Какие бы "еретические" картины не изображал Даниил Андреев в "Розе Мира", к православной Церкви он относился с благоговением. И венчание для Андреевых стало таинством особенным, осенив и вместе пережитое, и грядущее, и вечное особенным церковным светом. Об этом написала Алла Александровна: "Когда венчаются молодые, только вступая в брак, они просят у Бога благословения и помощи на предстоящем общем пути. Когда же венчаются люди, уже прошедшие по этому пути вместе много лет, они просят у Бога утверждения того, что пройдено и благословения на его достойное земное окончание. У нас с Даниилом было еще сложнее. Через какое-то время после свадьбы он сказал мне: если перед аналоем стоят двое, один из которых уже обречен, это имеет совсем особый смысл. Я понимаю это так. Оставшись на земле после его ухода, я беру на себя расплату за многое в его юности. Но главное – то, что осталось в моих руках: его творчество. Мой долг – хранить, беречь и, вот уж чего я не ждала, – принести его людям: издавать все Даниилом написанное и читать его стихи.

Мы предстали пред Господом для венчания, уже пережив все: и десять лет дружбы, и войну, и тюрьму, десятилетнюю разлуку, встречу после разлуки, осознанное единомыслие, потому что я всегда была рядом и понимала, с кем я рядом. Поэтому наше венчание было настоящей клятвой перед Богом" [637]637
  ПНР С. 295.


[Закрыть]
.

А через день они отправились в свадебное путешествие. Провожали их несколько друзей. Татьяна Морозова принесла букетик ландышей. Пароход "Помяловский" по маршруту "Москва – Уфа" отплывал из Южного порта, отсюда они плыли в Копаново. Рейс – по Москве-реке, Оке, Волге, Каме, Белой и обратно.

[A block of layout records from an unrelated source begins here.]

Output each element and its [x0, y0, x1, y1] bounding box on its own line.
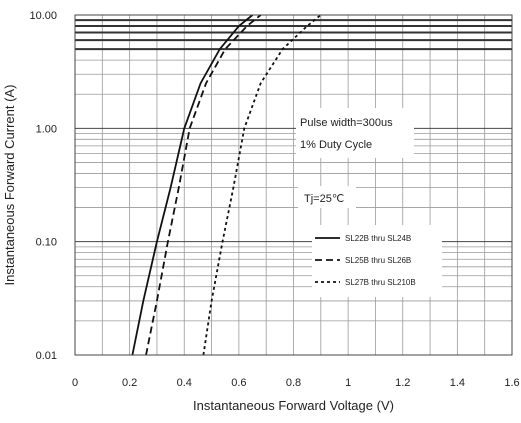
x-tick-label: 1.4: [450, 377, 465, 389]
y-tick-label: 0.01: [36, 350, 57, 362]
grid: [75, 15, 512, 356]
legend-entry: SL25B thru SL26B: [345, 256, 411, 265]
x-axis-label: Instantaneous Forward Voltage (V): [193, 398, 394, 413]
legend-entry: SL22B thru SL24B: [345, 234, 411, 243]
x-tick-label: 1.6: [504, 377, 519, 389]
x-tick-label: 1.2: [395, 377, 410, 389]
annotation-duty-cycle: 1% Duty Cycle: [300, 139, 372, 151]
temperature-background: [298, 186, 356, 208]
annotation-temperature: Tj=25℃: [304, 193, 344, 205]
y-tick-label: 0.10: [36, 237, 57, 249]
series-layer: [131, 14, 322, 356]
plot-frame: [74, 14, 513, 356]
y-axis-label: Instantaneous Forward Current (A): [2, 85, 17, 286]
x-tick-label: 0.4: [177, 377, 192, 389]
legend-entry: SL27B thru SL210B: [345, 278, 416, 287]
legend: SL22B thru SL24B SL25B thru SL26B SL27B th…: [315, 234, 416, 287]
series-line: [131, 14, 254, 356]
y-tick-label: 1.00: [36, 123, 57, 135]
series-line: [145, 14, 262, 356]
annotation-pulse-width: Pulse width=300us: [300, 117, 393, 129]
x-tick-label: 0.6: [231, 377, 246, 389]
x-tick-label: 1: [345, 377, 351, 389]
y-tick-label: 10.00: [29, 10, 57, 22]
legend-box: [312, 225, 442, 297]
annotation-background: [296, 108, 414, 158]
x-tick-label: 0.2: [122, 377, 137, 389]
tick-labels: 0 0.2 0.4 0.6 0.8 1 1.2 1.4 1.6 0.01 0.10 1.00 10.00: [29, 10, 519, 389]
x-tick-label: 0: [72, 377, 78, 389]
x-tick-label: 0.8: [286, 377, 301, 389]
series-line: [202, 14, 322, 356]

Подплывая к Уфе, он писал Татьяне Морозовой:

"Плывем… плывем!., плывем!!!

Ббльшую часть времени стоит чудесная, солнечная, даже жаркая погода, хотя были и ненастные дни. Берега сказочной красоты. Такой красоты, что мы не в состоянии ни читать, ни писать, ни работать, а только смотрим по сторонам, стараясь впитать это великолепие. Не интересен был только первый отрезок пути – до Шилова. Волга грандиозна, Кама сурова и великолепна, а Белая так прелестна, что в любом месте хочется остановиться и пожить там. К сожалению, это невозможно прежде всего потому, что нечем питаться. В смысле продуктов пристани так пусты, будто здесь прошел Мамай.

Из городов нам понравились Касимов, Муром и в особенности Горький. Совершенно разочаровала Казань. А дальше идут не города, а жалкие дыры. Исключение составляет, кажется, только Уфа.

Питание на пароходе очень неважное и безумно дорогое. Живем не то что впроголодь, но, во всяком случае, недоедаем. Жалеем, что пренебрегли мудрыми советами и мало взяли из Москвы.

Д. Л. Андреев. Кадр любительской киносъемки. Июнь 1958

Другое несчастие – радио. Часть пассажиров против него, часть индифферентна, а команде скучно стоять на вахте в тишине. Поэтому значительную часть времени мы едем, оглашая речные просторы какофонией" [638]638
  Письмо Т. И. Морозовой 14 июня 1958.


[Закрыть]
.

Уфа исключением не стала: "Местоположение ее изумительное, но город сам по себе малоинтересен; великолепная Белая загажена нефтью и мазутом. Есть хороший музей с картинами Нестерова, Левитана, Поленова, Головина и с небольшой, но, по – моему, очень ценной коллекцией икон" [639]639
  Письмо А. М. Грузинской 18 июня 1958.


[Закрыть]
, – писал он уже после Уфы Грузинской, тете Шуре, первой незабвенной учительнице. В Уфе пробыли две ночи и день, оказавшийся занятым добыванием обратных билетов и запасанием продуктов. Днем обжигал зной, по ночам в каюте мучила духота, в открытые окна налетало комарье.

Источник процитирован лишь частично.